I recently debated with a colleague about the importance of understanding 21st century literacy. Most opposition to the idea of a "new" literacy stems from a belief that literacy hasn't changed, it's only what we're asked to read that has changed. Example: Rather than reading an article in a newspaper with ink smudging our fingers we're reading that same article on a glaring screen. Yet, unlike literacy (and public schooling) of the past, the availability and instant nature of information seems to be the main reason that literacy looks different now--everyone is an expert (rather than the elite or highly-educated) and everyone can comment.
And yet, some people are hesitant to equip their children with the necessary thinking skills to piece through this information, even going so far as to say that "higher-order thinking skills" are detrimental to a child's belief system and will only cause him or her to question the very nature of what they believe to be true and false, right and wrong.
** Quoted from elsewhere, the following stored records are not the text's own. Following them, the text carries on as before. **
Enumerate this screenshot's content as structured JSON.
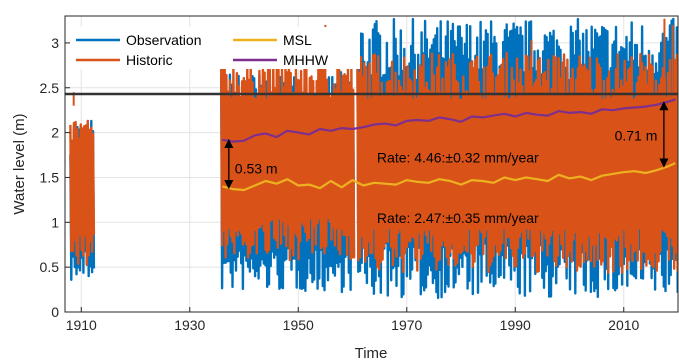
{
  "chart_data": {
    "type": "line",
    "xlabel": "Time",
    "ylabel": "Water level (m)",
    "xlim": [
      1907,
      2020
    ],
    "ylim": [
      0,
      3.3
    ],
    "xticks": [
      1910,
      1930,
      1950,
      1970,
      1990,
      2010
    ],
    "yticks": [
      0,
      0.5,
      1,
      1.5,
      2,
      2.5,
      3
    ],
    "grid": true,
    "legend_position": "top-left",
    "legend": [
      "Observation",
      "Historic",
      "MSL",
      "MHHW"
    ],
    "series": [
      {
        "name": "Observation",
        "color": "#0072BD",
        "segments": [
          {
            "x_start": 1908.0,
            "x_end": 1912.4,
            "min": 0.33,
            "max": 2.16
          },
          {
            "x_start": 1935.8,
            "x_end": 1960.3,
            "min": 0.22,
            "max": 2.68
          },
          {
            "x_start": 1960.9,
            "x_end": 2020.0,
            "min": 0.15,
            "max": 3.27
          }
        ]
      },
      {
        "name": "Historic",
        "color": "#D95319",
        "segments": [
          {
            "x_start": 1908.0,
            "x_end": 1912.4,
            "min": 0.33,
            "max": 2.45
          },
          {
            "x_start": 1935.8,
            "x_end": 1960.3,
            "min": 0.32,
            "max": 3.2
          },
          {
            "x_start": 1960.9,
            "x_end": 2020.0,
            "min": 0.15,
            "max": 3.27
          }
        ],
        "peaks": [
          {
            "x": 1908.6,
            "y": 2.45
          },
          {
            "x": 1955.0,
            "y": 3.2
          },
          {
            "x": 1993.0,
            "y": 3.03
          },
          {
            "x": 1997.5,
            "y": 2.85
          },
          {
            "x": 2017.5,
            "y": 3.27
          },
          {
            "x": 2019.0,
            "y": 3.2
          }
        ]
      },
      {
        "name": "MSL",
        "color": "#EDB120",
        "x": [
          1936,
          1938,
          1940,
          1942,
          1944,
          1946,
          1948,
          1950,
          1952,
          1954,
          1956,
          1958,
          1960,
          1962,
          1964,
          1966,
          1968,
          1970,
          1972,
          1974,
          1976,
          1978,
          1980,
          1982,
          1984,
          1986,
          1988,
          1990,
          1992,
          1994,
          1996,
          1998,
          2000,
          2002,
          2004,
          2006,
          2008,
          2010,
          2012,
          2014,
          2016,
          2018,
          2019.5
        ],
        "values": [
          1.4,
          1.37,
          1.36,
          1.41,
          1.46,
          1.43,
          1.48,
          1.41,
          1.42,
          1.38,
          1.46,
          1.39,
          1.47,
          1.41,
          1.44,
          1.43,
          1.42,
          1.47,
          1.45,
          1.44,
          1.48,
          1.46,
          1.42,
          1.47,
          1.46,
          1.44,
          1.5,
          1.47,
          1.5,
          1.48,
          1.46,
          1.53,
          1.49,
          1.51,
          1.47,
          1.52,
          1.54,
          1.56,
          1.57,
          1.55,
          1.58,
          1.62,
          1.66
        ]
      },
      {
        "name": "MHHW",
        "color": "#7E2F8E",
        "x": [
          1936,
          1938,
          1940,
          1942,
          1944,
          1946,
          1948,
          1950,
          1952,
          1954,
          1956,
          1958,
          1960,
          1962,
          1964,
          1966,
          1968,
          1970,
          1972,
          1974,
          1976,
          1978,
          1980,
          1982,
          1984,
          1986,
          1988,
          1990,
          1992,
          1994,
          1996,
          1998,
          2000,
          2002,
          2004,
          2006,
          2008,
          2010,
          2012,
          2014,
          2016,
          2018,
          2019.5
        ],
        "values": [
          1.92,
          1.9,
          1.91,
          1.97,
          1.99,
          1.95,
          2.02,
          2.0,
          1.98,
          2.04,
          2.02,
          2.05,
          2.04,
          2.06,
          2.09,
          2.1,
          2.08,
          2.13,
          2.14,
          2.13,
          2.17,
          2.15,
          2.12,
          2.18,
          2.17,
          2.19,
          2.21,
          2.18,
          2.22,
          2.2,
          2.19,
          2.24,
          2.22,
          2.23,
          2.21,
          2.26,
          2.25,
          2.27,
          2.28,
          2.29,
          2.31,
          2.34,
          2.37
        ]
      }
    ],
    "reference_line": {
      "y": 2.43,
      "color": "#333333"
    },
    "annotations": [
      {
        "text": "0.53 m",
        "x_arrow": 1937.2,
        "y_from": 1.92,
        "y_to": 1.38,
        "text_x": 1938.3,
        "text_y": 1.6
      },
      {
        "text": "0.71 m",
        "x_arrow": 2017.4,
        "y_from": 2.34,
        "y_to": 1.62,
        "text_x": 2016.2,
        "text_y": 1.97
      },
      {
        "text": "Rate: 4.46:±0.32 mm/year",
        "x": 1964.5,
        "y": 1.72
      },
      {
        "text": "Rate: 2.47:±0.35 mm/year",
        "x": 1964.5,
        "y": 1.05
      }
    ]
  }
}
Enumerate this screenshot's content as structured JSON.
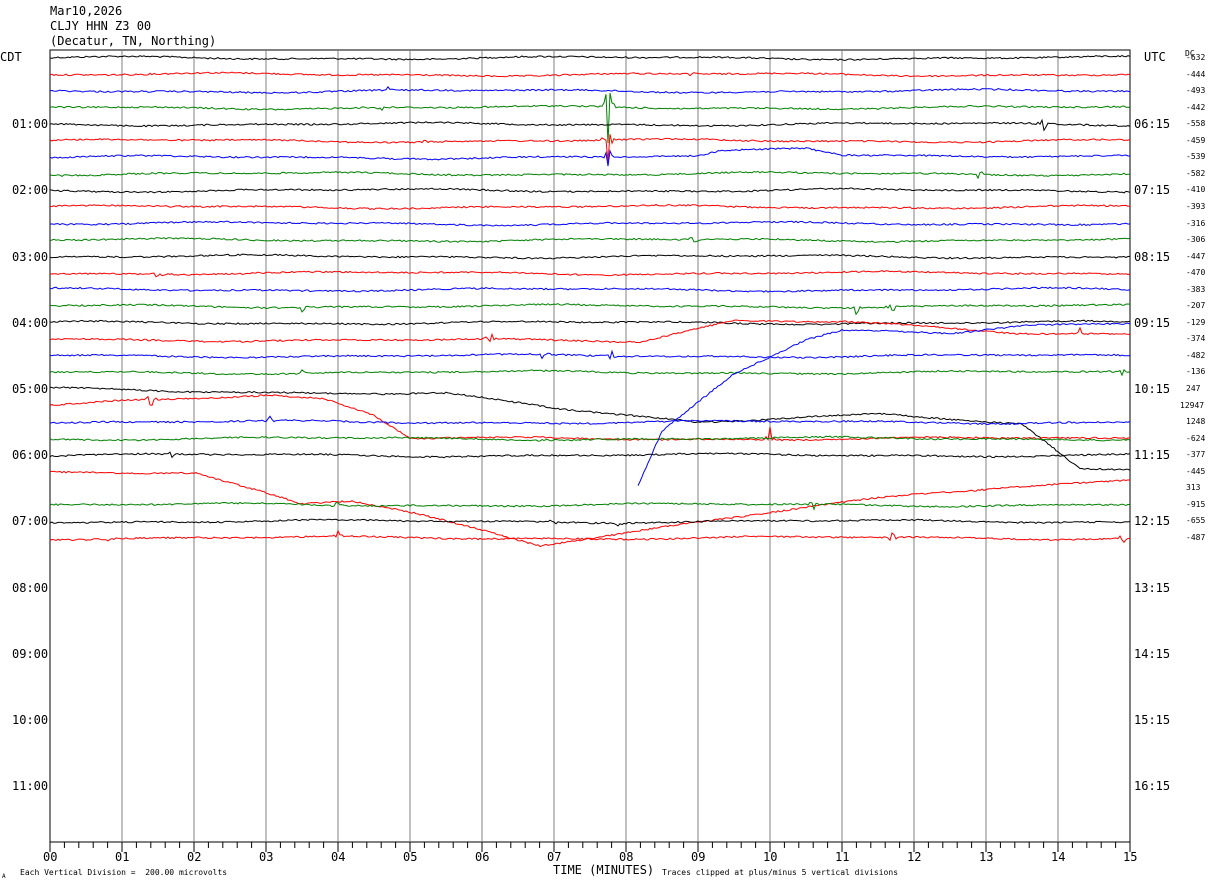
{
  "header": {
    "date": "Mar10,2026",
    "station": "CLJY HHN Z3 00",
    "location": "(Decatur, TN, Northing)"
  },
  "left_zone": "CDT",
  "right_zone": "UTC",
  "dc_label": "DC",
  "xlabel": "TIME (MINUTES)",
  "footer": {
    "scale_note": "Each Vertical Division =  200.00 microvolts",
    "clip_note": "Traces clipped at plus/minus 5 vertical divisions",
    "corner_mark": "A"
  },
  "colors": {
    "black": "#000000",
    "red": "#ff0000",
    "blue": "#0000ff",
    "green": "#008000",
    "grid": "#808080"
  },
  "chart_data": {
    "type": "line",
    "x_range": [
      0,
      15
    ],
    "x_ticks": [
      "00",
      "01",
      "02",
      "03",
      "04",
      "05",
      "06",
      "07",
      "08",
      "09",
      "10",
      "11",
      "12",
      "13",
      "14",
      "15"
    ],
    "trace_minutes": 15,
    "trace_color_cycle": [
      "black",
      "red",
      "blue",
      "green"
    ],
    "left_hour_labels": [
      "01:00",
      "02:00",
      "03:00",
      "04:00",
      "05:00",
      "06:00",
      "07:00",
      "08:00",
      "09:00",
      "10:00",
      "11:00"
    ],
    "right_hour_labels": [
      "06:15",
      "07:15",
      "08:15",
      "09:15",
      "10:15",
      "11:15",
      "12:15",
      "13:15",
      "14:15",
      "15:15",
      "16:15"
    ],
    "dc_offsets": [
      "-632",
      "-444",
      "-493",
      "-442",
      "-558",
      "-459",
      "-539",
      "-582",
      "-410",
      "-393",
      "-316",
      "-306",
      "-447",
      "-470",
      "-383",
      "-207",
      "-129",
      "-374",
      "-482",
      "-136",
      "247",
      "12947",
      "1248",
      "-624",
      "-377",
      "-445",
      "313",
      "-915",
      "-655",
      "-487"
    ],
    "events": [
      {
        "trace": 3,
        "minute": 7.75,
        "amp": 2.2
      },
      {
        "trace": 5,
        "minute": 7.75,
        "amp": 1.6
      },
      {
        "trace": 6,
        "minute": 7.75,
        "amp": 0.9
      },
      {
        "trace": 2,
        "minute": 4.7,
        "amp": 0.25
      },
      {
        "trace": 1,
        "minute": 8.9,
        "amp": 0.15
      },
      {
        "trace": 3,
        "minute": 4.6,
        "amp": 0.3
      },
      {
        "trace": 5,
        "minute": 5.2,
        "amp": 0.3
      },
      {
        "trace": 4,
        "minute": 13.8,
        "amp": 0.5
      },
      {
        "trace": 7,
        "minute": 12.9,
        "amp": 0.4
      },
      {
        "trace": 11,
        "minute": 8.95,
        "amp": 0.45
      },
      {
        "trace": 13,
        "minute": 1.5,
        "amp": 0.35
      },
      {
        "trace": 15,
        "minute": 11.2,
        "amp": 0.6
      },
      {
        "trace": 15,
        "minute": 11.7,
        "amp": 0.5
      },
      {
        "trace": 15,
        "minute": 3.5,
        "amp": 0.3
      },
      {
        "trace": 17,
        "minute": 6.1,
        "amp": 0.8
      },
      {
        "trace": 17,
        "minute": 14.3,
        "amp": 0.4
      },
      {
        "trace": 18,
        "minute": 6.85,
        "amp": 0.45
      },
      {
        "trace": 18,
        "minute": 7.8,
        "amp": 0.55
      },
      {
        "trace": 19,
        "minute": 3.5,
        "amp": 0.3
      },
      {
        "trace": 19,
        "minute": 14.9,
        "amp": 0.4
      },
      {
        "trace": 21,
        "minute": 1.4,
        "amp": 0.7
      },
      {
        "trace": 21,
        "minute": 10.0,
        "amp": 0.8
      },
      {
        "trace": 22,
        "minute": 3.05,
        "amp": 0.3
      },
      {
        "trace": 24,
        "minute": 1.7,
        "amp": 0.45
      },
      {
        "trace": 27,
        "minute": 4.0,
        "amp": 0.4
      },
      {
        "trace": 27,
        "minute": 10.6,
        "amp": 0.7
      },
      {
        "trace": 28,
        "minute": 7.0,
        "amp": 0.35
      },
      {
        "trace": 28,
        "minute": 7.9,
        "amp": 0.45
      },
      {
        "trace": 29,
        "minute": 0.85,
        "amp": 0.45
      },
      {
        "trace": 29,
        "minute": 4.0,
        "amp": 0.4
      },
      {
        "trace": 29,
        "minute": 11.7,
        "amp": 0.55
      },
      {
        "trace": 29,
        "minute": 14.9,
        "amp": 0.45
      }
    ],
    "drifts": [
      {
        "trace": 17,
        "shape": [
          [
            0,
            0
          ],
          [
            8.2,
            0.1
          ],
          [
            9.5,
            -1.2
          ],
          [
            11.0,
            -1.1
          ],
          [
            12.5,
            -0.6
          ],
          [
            13.5,
            -0.3
          ],
          [
            14.0,
            -0.3
          ],
          [
            15,
            -0.3
          ]
        ]
      },
      {
        "trace": 21,
        "shape": [
          [
            0,
            0
          ],
          [
            1.0,
            -0.3
          ],
          [
            2.0,
            -0.5
          ],
          [
            3.0,
            -0.7
          ],
          [
            3.8,
            -0.4
          ],
          [
            4.5,
            0.6
          ],
          [
            5.0,
            2.0
          ]
        ]
      },
      {
        "trace": 25,
        "shape": [
          [
            0,
            0
          ],
          [
            2.0,
            0
          ],
          [
            3.5,
            2.0
          ],
          [
            4.2,
            1.8
          ],
          [
            5.0,
            2.5
          ],
          [
            6.8,
            4.4
          ],
          [
            9.0,
            3.0
          ],
          [
            10.5,
            2.2
          ],
          [
            12.0,
            1.4
          ],
          [
            15,
            0.4
          ]
        ]
      },
      {
        "trace": 26,
        "shape": [
          [
            8.15,
            0
          ],
          [
            8.5,
            -3.5
          ],
          [
            9.5,
            -7
          ],
          [
            10.5,
            -9
          ],
          [
            11.0,
            -9.5
          ],
          [
            12.5,
            -9.3
          ],
          [
            13.5,
            -9.8
          ],
          [
            15,
            -10
          ]
        ]
      },
      {
        "trace": 20,
        "shape": [
          [
            0,
            0
          ],
          [
            5.5,
            0.3
          ],
          [
            7.0,
            1.2
          ],
          [
            9.0,
            2.0
          ],
          [
            10.5,
            1.6
          ],
          [
            11.5,
            1.5
          ],
          [
            13.5,
            2.2
          ],
          [
            14.3,
            4.9
          ],
          [
            15,
            4.9
          ]
        ]
      },
      {
        "trace": 6,
        "shape": [
          [
            0,
            0
          ],
          [
            9.0,
            0
          ],
          [
            9.3,
            -0.3
          ],
          [
            10.5,
            -0.6
          ],
          [
            11.0,
            -0.2
          ],
          [
            15,
            0
          ]
        ]
      }
    ]
  }
}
This belief and misunderstanding of modern literacy will be harmful to our children in the future and is why, now more than ever, we must communicate the importance of modern literacy.
Unlike the past, where it was rare for something to make it into print that hadn't been vetted and approved by many involved parties, kids (and adults) can read anything on the 'net posted by anyone (like this blog post). Because of this accessibility and influx of opinion, students need to be taught how to pick through bias, fallacy, propaganda and even just the basic elements of an argument when confronted with a written idea. Schooling, prior to this century, seemed to consist of telling students what to think, what they needed to know and the steps they should take to understand it. Now, the main focus of schooling (and thus 21st century literacy) is to empower students with the ability to analyze and evaluate why they think what they think, to provide a platform for students to create and produce their understanding as well as a place for them to explore, question and research ideas. We should be, in the words of Ken Robinson, "waking them up" to the world around them---not telling them what it consists of, but showing them how to explore it.
This is why 21st Century literacy looks different. It may be the same basic idea (reading a piece, responding to a piece), but the stakes are higher because the voices are many and are louder. Our jobs as teachers require us to teach our students how to listen, really listen, to what is being said.